Ruth Wisse writes The Suicidal Passion – Who is damaged more by anti-Semitism- Jews, or those who organize politics against them,  in The Weekly Standard 11/21/11


Anti-Semitism, or the organization of politics against the Jews, is at once the most protean and the most misunderstood force in modern politics. Because it works through misdirection, most people associate it with Jews who are its target, rather than with anti-Semites who are its perpetrators. But whether aimed at the Jews in their dispersion or in their homeland, anti-Semitism and its offshoot anti-Zionism are about the Jews only in the way that fox hunting is about foxes. Those who organize their hunt around the fox consider it the best animal to hunt. Important as it may be to identify those features in the swift little animal that make it the chosen target of those giving chase, any analysis of fox hunting must concentrate on the hunters—their motivations, strategies, implements, goals, and perceived gains. Fox hunting stops when there is a change in hunters, not in foxes. So, too, with anti-Semitism. Only changes in the implicated countries can arrest the political process their leadership promotes.

Arab leaders do not yet acknowledge that they sealed the doom of their societies in 1948 when they organized their politics against the Jewish state rather than toward the improvement of their countries. Like a great many autocrats, dictators, tyrants, and antiliberal rulers before them, the founders of the Arab League in 1945 found it convenient to mobilize against the Jews and against the competitive way of life they represent. Whereas Europeans were jolted by revelations of what came to be known as the Holocaust into awareness of the ruin anti-Semitism had wrought, Arab leaders saw in the Jews the same political opportunities that had enticed Germany. Anti-Semitism was the European ideology most eagerly imported and adapted to the Middle East.

HKO Comment:

This is a very rich article worth a couple of readings.

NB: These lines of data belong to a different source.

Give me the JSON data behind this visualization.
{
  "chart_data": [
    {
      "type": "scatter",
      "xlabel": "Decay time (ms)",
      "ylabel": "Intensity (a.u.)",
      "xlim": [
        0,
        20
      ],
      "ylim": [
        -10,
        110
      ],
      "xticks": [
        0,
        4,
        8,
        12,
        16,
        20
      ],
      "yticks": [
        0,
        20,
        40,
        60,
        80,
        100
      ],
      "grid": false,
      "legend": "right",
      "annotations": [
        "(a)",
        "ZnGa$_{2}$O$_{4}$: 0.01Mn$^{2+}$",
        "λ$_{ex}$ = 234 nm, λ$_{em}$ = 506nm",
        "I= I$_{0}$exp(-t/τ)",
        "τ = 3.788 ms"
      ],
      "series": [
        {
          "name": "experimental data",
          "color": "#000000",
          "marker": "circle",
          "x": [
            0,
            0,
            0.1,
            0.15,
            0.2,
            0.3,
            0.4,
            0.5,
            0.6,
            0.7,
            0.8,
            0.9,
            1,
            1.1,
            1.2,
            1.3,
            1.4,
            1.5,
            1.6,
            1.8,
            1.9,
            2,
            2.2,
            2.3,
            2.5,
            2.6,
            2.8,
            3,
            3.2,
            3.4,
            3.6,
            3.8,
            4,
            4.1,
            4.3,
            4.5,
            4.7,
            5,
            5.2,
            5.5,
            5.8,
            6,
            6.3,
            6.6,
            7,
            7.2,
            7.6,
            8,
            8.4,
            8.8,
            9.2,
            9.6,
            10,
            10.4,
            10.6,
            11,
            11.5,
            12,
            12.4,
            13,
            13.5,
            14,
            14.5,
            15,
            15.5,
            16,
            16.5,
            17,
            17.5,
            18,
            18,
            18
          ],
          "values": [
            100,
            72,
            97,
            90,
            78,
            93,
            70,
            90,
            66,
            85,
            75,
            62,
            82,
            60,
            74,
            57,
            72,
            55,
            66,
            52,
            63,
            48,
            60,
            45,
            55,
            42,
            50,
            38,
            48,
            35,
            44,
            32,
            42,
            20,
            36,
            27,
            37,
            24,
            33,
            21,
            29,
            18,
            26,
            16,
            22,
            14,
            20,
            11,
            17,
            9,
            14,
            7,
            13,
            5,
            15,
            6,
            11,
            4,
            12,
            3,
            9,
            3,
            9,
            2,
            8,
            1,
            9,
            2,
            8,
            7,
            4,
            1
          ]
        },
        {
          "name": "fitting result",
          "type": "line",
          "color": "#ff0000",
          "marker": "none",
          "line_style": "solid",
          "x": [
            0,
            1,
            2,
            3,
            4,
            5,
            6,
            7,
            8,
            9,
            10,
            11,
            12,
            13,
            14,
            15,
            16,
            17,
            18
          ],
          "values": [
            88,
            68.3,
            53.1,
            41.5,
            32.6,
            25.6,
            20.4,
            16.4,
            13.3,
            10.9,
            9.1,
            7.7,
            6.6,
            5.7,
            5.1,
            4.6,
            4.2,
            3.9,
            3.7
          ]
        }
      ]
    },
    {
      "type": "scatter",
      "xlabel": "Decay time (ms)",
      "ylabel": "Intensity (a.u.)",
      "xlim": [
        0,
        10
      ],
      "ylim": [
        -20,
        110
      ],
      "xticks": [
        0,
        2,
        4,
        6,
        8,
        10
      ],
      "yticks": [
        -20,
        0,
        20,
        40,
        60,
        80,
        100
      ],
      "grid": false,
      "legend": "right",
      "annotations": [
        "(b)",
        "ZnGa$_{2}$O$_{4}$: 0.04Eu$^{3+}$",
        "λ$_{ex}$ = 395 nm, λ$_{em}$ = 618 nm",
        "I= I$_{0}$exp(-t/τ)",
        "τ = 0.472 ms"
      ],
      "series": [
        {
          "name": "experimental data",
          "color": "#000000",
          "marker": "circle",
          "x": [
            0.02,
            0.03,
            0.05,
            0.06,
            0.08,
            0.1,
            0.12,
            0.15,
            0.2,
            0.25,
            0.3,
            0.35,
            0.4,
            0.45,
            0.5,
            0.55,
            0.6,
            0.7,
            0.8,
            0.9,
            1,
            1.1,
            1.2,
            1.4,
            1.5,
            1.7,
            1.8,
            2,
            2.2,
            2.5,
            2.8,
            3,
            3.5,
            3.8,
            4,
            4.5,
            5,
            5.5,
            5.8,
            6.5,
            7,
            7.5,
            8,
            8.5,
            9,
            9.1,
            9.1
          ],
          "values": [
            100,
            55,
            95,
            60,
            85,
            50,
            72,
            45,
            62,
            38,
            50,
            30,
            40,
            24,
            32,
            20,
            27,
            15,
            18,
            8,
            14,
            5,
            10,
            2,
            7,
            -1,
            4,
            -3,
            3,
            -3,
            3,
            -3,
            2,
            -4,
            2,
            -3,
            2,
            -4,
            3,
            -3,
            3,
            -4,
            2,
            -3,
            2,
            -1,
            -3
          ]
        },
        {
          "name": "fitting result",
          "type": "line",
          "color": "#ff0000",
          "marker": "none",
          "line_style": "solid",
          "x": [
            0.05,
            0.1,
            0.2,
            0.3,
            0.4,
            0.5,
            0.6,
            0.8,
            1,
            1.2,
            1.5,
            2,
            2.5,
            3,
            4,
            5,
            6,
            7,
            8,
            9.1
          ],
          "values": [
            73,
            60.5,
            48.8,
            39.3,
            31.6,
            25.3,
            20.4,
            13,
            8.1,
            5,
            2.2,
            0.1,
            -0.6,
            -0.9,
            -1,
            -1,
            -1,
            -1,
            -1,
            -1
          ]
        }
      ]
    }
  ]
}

In these passages, Wisse exmines the effect of antii-Semitism on the perpetrators rather than the intended victims.  Perhaps the destruction of the perpetrators is less the result of divine justice than their abject failure to accept responsibility to build their own society.

The history of anti-Semitism is caught in a twisted Catch 22.  The perpetrators hold to power in the face of their own miserable failures by blaming the Jews, but if they extinguish the Jews they also remove their chief uniting cause.   This is why they often chose to marginalize the Jews rather than eliminate them.

The exception was of course Nazi Germany that truly sought to annihilate the Jewish people and devoted so much in the way of energy and resources toward this goal that they drowned in their own hatred.

The Middle East is following in their footsteps with the distinct difference that the Arab world is far less developed, less educated and less industrial than Germany was during the Third Reich.  The greater difference is that the Jews, having their own nation, are able to defend themselves.